Gametlerin İnsandaki Farklılaşması: Spermler ve Ova

Gametlerin İnsandaki Farklılaşması: Spermler ve Ova hakkında bilgi edinmek için bu makaleyi okuyun!

Sperm Farklılaşması:

Spermatogenez sırasında (spermatidin spermatozoona dönüşmesi veya farklılaşması), ardından değişiklikler meydana gelir.

(i) Çekirdekteki değişim:

Çekirdeğin şekli, her zamanki küreselden uzun olana doğru değişir.

(ii) Akrozom oluşumu:

Spermatozoonun akrozomu Golgi gövdesinden elde edilir.

(iii) Merkezdeki değişiklikler:

Bir spermatidin centrozomu iki santriolden oluşur.

Çekirdeğin arka yüzeyinde bir çöküntü oluşur ve iki merkezden biri bu eksene, ekseni spermin ana eksenine dik açılarla yerleştirilir. Buna proksimal centriole denir.

Distal centriole adı verilen diğer centriole, ekseni spermin boylamasına eksenine paralel olan proksimal centriolenin arkasına yerleştirilir. Distal centriole, bazal granül olarak etki ettiği spermin kuyruğunun (flagellum) eksenel filamentine yol açar.

(iv) Mitokondride değişiklikler:

Memelilerde, spermatidin mitokondri, aksiyal filament çevresinde mitokondriyal spiral oluşturmak üzere birleşir.

(v) Sitoplazmada meydana gelen değişiklikler:

Spermatidin bol miktarda sitoplazması yoğunlaşmış bir tabakaya indirgenir.

(vi) Plazma zarındaki değişiklikler:

Akrozomu, çekirdeği, orta parçayı ve kuyruğun eksenel filamanının ana kısmını çevrelemek için uzanır.

(vii) Halka merkezcil:

Yapısındaki merkezcilekten farklıdır.
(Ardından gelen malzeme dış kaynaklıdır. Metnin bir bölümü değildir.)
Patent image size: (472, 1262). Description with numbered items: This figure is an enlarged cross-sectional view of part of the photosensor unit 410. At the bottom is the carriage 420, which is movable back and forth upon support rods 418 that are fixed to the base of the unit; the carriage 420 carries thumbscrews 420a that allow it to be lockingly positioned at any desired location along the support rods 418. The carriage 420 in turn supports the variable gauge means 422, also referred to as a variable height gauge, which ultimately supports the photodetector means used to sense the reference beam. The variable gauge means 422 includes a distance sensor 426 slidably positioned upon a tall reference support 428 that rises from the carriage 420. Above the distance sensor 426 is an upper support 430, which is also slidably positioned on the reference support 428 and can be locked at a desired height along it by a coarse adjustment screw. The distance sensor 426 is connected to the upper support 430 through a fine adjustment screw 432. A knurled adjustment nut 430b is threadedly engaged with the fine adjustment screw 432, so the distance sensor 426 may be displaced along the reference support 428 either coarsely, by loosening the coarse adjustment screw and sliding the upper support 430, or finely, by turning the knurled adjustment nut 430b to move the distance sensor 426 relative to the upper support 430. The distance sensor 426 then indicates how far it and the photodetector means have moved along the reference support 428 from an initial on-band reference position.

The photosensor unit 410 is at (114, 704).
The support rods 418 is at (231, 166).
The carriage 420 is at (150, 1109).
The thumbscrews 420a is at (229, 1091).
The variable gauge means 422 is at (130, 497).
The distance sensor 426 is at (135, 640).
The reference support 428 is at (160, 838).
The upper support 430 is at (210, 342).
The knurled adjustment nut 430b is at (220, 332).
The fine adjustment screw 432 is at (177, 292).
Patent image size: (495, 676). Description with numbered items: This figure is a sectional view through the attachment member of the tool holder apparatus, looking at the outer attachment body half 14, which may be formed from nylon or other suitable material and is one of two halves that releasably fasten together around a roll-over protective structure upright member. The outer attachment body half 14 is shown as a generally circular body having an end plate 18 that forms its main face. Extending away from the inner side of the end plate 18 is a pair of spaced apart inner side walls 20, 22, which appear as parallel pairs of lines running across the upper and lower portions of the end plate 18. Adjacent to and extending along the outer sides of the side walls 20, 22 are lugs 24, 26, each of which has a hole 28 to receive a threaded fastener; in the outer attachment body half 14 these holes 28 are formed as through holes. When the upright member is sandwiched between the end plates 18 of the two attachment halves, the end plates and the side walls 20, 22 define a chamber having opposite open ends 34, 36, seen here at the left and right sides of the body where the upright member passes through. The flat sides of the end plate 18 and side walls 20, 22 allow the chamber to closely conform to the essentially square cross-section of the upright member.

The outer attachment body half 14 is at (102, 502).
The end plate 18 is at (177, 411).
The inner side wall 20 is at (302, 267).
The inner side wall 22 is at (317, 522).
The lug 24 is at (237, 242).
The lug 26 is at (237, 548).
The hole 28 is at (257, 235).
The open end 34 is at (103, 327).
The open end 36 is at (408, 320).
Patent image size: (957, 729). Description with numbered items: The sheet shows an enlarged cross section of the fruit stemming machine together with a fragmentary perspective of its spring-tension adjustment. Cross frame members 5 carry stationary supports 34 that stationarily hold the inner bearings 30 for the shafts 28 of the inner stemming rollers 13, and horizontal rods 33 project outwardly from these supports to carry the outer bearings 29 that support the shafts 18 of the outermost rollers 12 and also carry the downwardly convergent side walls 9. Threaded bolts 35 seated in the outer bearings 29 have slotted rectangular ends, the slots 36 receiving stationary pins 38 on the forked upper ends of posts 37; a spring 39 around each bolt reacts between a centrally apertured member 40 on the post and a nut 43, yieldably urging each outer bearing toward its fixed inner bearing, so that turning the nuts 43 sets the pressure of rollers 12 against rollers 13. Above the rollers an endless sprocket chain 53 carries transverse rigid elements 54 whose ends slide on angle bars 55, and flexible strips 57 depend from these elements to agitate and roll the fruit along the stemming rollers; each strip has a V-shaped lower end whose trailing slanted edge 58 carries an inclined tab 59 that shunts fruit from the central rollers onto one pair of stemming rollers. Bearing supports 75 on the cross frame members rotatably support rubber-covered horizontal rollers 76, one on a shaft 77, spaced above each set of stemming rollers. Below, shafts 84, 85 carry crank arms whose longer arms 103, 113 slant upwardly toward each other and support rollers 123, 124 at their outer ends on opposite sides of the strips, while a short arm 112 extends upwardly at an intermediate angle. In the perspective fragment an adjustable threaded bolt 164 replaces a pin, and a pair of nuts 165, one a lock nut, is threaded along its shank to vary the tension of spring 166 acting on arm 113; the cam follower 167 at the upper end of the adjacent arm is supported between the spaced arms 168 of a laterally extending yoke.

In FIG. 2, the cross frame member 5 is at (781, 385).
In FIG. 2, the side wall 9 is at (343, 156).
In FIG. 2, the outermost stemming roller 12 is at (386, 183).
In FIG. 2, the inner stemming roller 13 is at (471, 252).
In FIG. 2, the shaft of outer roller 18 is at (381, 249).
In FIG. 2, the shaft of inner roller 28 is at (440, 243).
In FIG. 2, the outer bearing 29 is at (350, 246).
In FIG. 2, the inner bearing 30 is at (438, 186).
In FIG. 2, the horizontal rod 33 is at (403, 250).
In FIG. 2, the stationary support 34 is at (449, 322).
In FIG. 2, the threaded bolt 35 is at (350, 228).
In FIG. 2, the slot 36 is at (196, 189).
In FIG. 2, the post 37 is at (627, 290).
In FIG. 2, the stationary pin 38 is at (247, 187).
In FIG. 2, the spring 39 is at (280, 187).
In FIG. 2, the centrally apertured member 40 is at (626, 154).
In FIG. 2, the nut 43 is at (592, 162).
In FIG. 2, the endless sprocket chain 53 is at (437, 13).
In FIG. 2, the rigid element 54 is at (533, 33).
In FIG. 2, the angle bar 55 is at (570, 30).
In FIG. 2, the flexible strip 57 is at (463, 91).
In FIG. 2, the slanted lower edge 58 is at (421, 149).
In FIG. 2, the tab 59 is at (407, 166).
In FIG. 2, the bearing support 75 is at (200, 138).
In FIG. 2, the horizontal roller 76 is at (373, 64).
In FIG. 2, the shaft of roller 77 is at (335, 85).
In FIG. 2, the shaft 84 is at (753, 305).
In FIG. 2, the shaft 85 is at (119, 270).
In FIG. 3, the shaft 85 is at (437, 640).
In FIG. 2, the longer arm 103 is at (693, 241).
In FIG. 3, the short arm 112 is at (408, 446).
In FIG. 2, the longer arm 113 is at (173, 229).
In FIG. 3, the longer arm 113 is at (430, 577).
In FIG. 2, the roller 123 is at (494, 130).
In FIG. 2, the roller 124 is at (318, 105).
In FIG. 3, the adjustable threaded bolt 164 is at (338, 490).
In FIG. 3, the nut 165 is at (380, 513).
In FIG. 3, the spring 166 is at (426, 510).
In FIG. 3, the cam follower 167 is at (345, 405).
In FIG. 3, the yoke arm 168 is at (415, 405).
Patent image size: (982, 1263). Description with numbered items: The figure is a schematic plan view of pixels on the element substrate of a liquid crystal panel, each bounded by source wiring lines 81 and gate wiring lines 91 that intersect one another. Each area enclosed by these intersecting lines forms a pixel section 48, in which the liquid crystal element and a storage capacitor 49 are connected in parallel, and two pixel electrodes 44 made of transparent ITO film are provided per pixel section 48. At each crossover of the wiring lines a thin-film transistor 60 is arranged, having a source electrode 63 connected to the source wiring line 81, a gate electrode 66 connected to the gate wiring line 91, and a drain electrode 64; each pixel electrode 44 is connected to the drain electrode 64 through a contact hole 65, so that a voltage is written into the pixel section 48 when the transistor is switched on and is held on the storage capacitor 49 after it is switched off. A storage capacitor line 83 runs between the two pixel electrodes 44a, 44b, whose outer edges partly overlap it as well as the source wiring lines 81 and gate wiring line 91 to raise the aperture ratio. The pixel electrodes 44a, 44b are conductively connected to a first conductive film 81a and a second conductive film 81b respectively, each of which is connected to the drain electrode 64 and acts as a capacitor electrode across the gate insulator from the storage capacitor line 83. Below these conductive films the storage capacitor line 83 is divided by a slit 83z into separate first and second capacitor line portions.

Fonksiyonu bilinmemektedir.

(viii) Eksenel filament:

Daha önce belirtildiği gibi, distal centriole kaynaklanmaktadır.

Ova Farklılaşması:

Oositin ovuma farklılaşması sırasında aşağıdaki değişiklikler meydana gelir.

(i) Çekirdekteki değişiklikler:

Oositin çekirdeği, büyük miktarda nükleer özsu üretimi nedeniyle esasen büyür. Bazı hayvanların oositlerinde (örneğin, amfibiler, sürüngenler, kuşlar vb.) Lamba fırçası kromozomları görülür. Büyüyen bir oositin nükleolusunun büyüklüğü artar.

(ii) Sitoplazmada meydana gelen değişiklikler:

(a) Mitokondri, genç oositlerde daha azdır, ancak oositin büyümesi sırasında sayıca artmaktadır.

(b) Golgi organları. Olgun oositlerde bazen tamamen yok olurlar. Golgi cisimlerinin diğer bazı yapılara değiştirildiğini gösterir.

(c) Endoplazmik Retikulum (ER). Olgun oositlerde, ER zarları genellikle ribozomlara sahip değildir, ancak gözeneklerle delinir.

(d) Kortikal granüller. Bunlar basit bir zarla çevrili küresel gövdelerdir ve asit mukopolisakaritleri içerir. Olgun oositlerde kortikal granül oluşumu meydana gelir.

(e) Vitellogenesis. Primer oositlerde yumurta sarısının sentezine vitellogenesis adı verilir. Balıklarda ve amfibilerde, vitellogenesis modifiye mitokondri içinde gerçekleşir. Diğer omurgalılarda, yumurta sarısı oositlerde sentezlenmez, dişinin vücudunda karaciğerde üretilir. Daha sonra çözülebilir bir biçimde kan yoluyla oositlerin folikül hücrelerine taşınır ve burada nihayet sarısı granülleri veya sarısı trombositleri şeklinde biriktirilir.